The LTC-BTC relationship served as a validation case during development. A 60-day minute-bar analysis confirmed a Pearson correlation of r=0.52 at the 1-minute bar level, with a characteristic lag of 1 to 2 bars between BTC movement and LTC response. SOL and LINK showed r=-0.10 and r=-0.003 respectively against BTC, confirming the engine could distinguish correlated pairs from uncorrelated ones within the same asset class.
ARCHITECTURE OVERVIEW
INGEST
Rust 1.84
FEATURES
Tokio 1.40
TRAIN
ClickHouse 26.3
v1 / v2 / v3
SERVE
Redis 7.2
Production predictions feed back into training set. Continuous retraining cadence
CHAPTER 03
For the 5-day window, the correlation matrix was updated every 5 minutes using an incremental sliding window algorithm. Rather than recomputing the full covariance matrix from scratch at each step, the engine maintained running sums for each pair and updated them by adding the new bar and subtracting the bar that fell off the trailing window. This reduced the per-cycle computation from O(n) per pair to O(1) per pair for the update step, with a full recompute required only on cold start.

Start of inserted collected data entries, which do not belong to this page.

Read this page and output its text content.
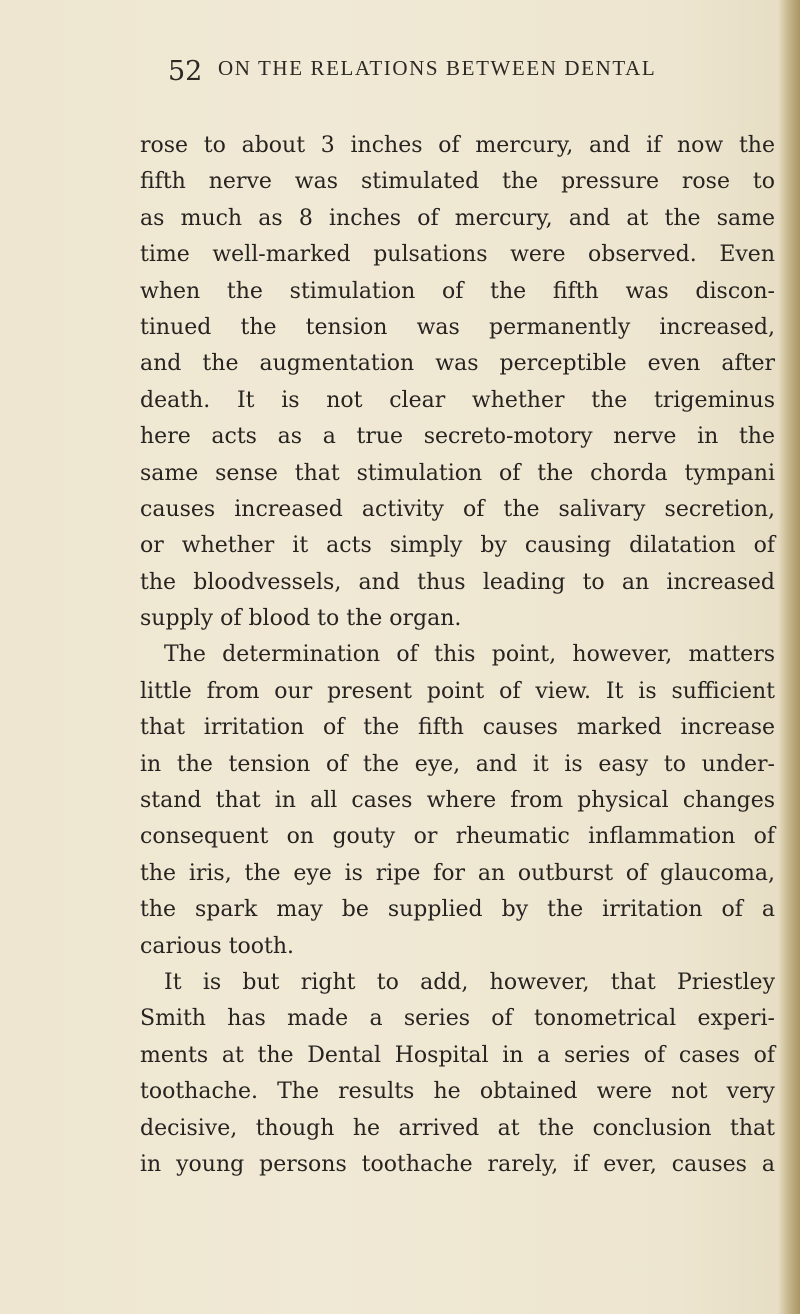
52 ON THE RELATIONS BETWEEN DENTAL
rose to about 3 inches of mercury, and if now the
fifth nerve was stimulated the pressure rose to
as much as 8 inches of mercury, and at the same
time well-marked pulsations were observed. Even
when the stimulation of the fifth was discon-
tinued the tension was permanently increased,
and the augmentation was perceptible even after
death. It is not clear whether the trigeminus
here acts as a true secreto-motory nerve in the
same sense that stimulation of the chorda tympani
causes increased activity of the salivary secretion,
or whether it acts simply by causing dilatation of
the bloodvessels, and thus leading to an increased
supply of blood to the organ.
The determination of this point, however, matters
little from our present point of view. It is sufficient
that irritation of the fifth causes marked increase
in the tension of the eye, and it is easy to under-
stand that in all cases where from physical changes
consequent on gouty or rheumatic inflammation of
the iris, the eye is ripe for an outburst of glaucoma,
the spark may be supplied by the irritation of a
carious tooth.
It is but right to add, however, that Priestley
Smith has made a series of tonometrical experi-
ments at the Dental Hospital in a series of cases of
toothache. The results he obtained were not very
decisive, though he arrived at the conclusion that
in young persons toothache rarely, if ever, causes a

The cluster analysis ran on the 20-day correlation matrix using single-linkage hierarchical clustering in the slow path. Clusters were defined by a linkage distance threshold of 0.4, corresponding to a within-cluster correlation of approximately 0.6. Each cluster entry contained the member symbols, the centroid correlation coefficient, and a stability score computed as the fraction of the last 30 cluster computations in which those symbols appeared in the same cluster.
The initial implementation computed Pearson correlation using arithmetic mean across the full window. For financial return series, which exhibit heteroscedasticity and regime-dependent volatility, arithmetic mean gives outsized weight to recent high-volatility episodes. Switching to an exponentially weighted covariance estimate with half-life 60 minutes reduced correlation instability during volatility spikes by approximately 30%.
TECH STACK
CHAPTER 04
The correlation engine processed 1,200 active symbols with full 5-day pairwise matrix updates at p95 latency of 340 milliseconds per cycle on a single thread. The incremental sliding window algorithm achieved a 14-fold throughput improvement over the naive full-recompute approach. A full cold-start recompute on 1,200 symbols took 4.7 seconds; subsequent incremental updates took 340 milliseconds.
Cluster stability scores above 0.7 were observed for approximately 380 of the 1,200 symbols, primarily major crypto pairs and liquid equity indices. These stable clusters formed the basis for peer comparison in the contextual reasoning layer.
1,200
Symbols in correlation matrix
340ms
Update cycle latency (p95)
14x
Throughput vs full recompute
380
Stable cluster symbols (of 1,200)
CHAPTER 05
DECISION · 01
The decision to separate the fast path (incremental 5-minute update) from the slow path (4-hour cluster analysis) was driven by the different consumers of each output. The Argus signal pipeline needed sub-second correlation estimates. The contextual reasoning layer needed cluster membership data, which changed slowly and could tolerate 4-hour staleness.
DECISION · 02
The cluster stability metric proved more useful than the cluster assignments themselves. Knowing that a pair of assets had been consistently co-clustered for 28 of the last 30 analysis cycles was a stronger signal of structural similarity than knowing they were in the same cluster on the most recent cycle.
DECISION · 03
The news correlation miner initially cross-joined all GDELT events with all symbols per day and found that all 354 correlations it produced captured market beta rather than news alpha. Extracting actual news alpha required computing abnormal returns before correlating against news events. The corrected approach was designed but not yet implemented.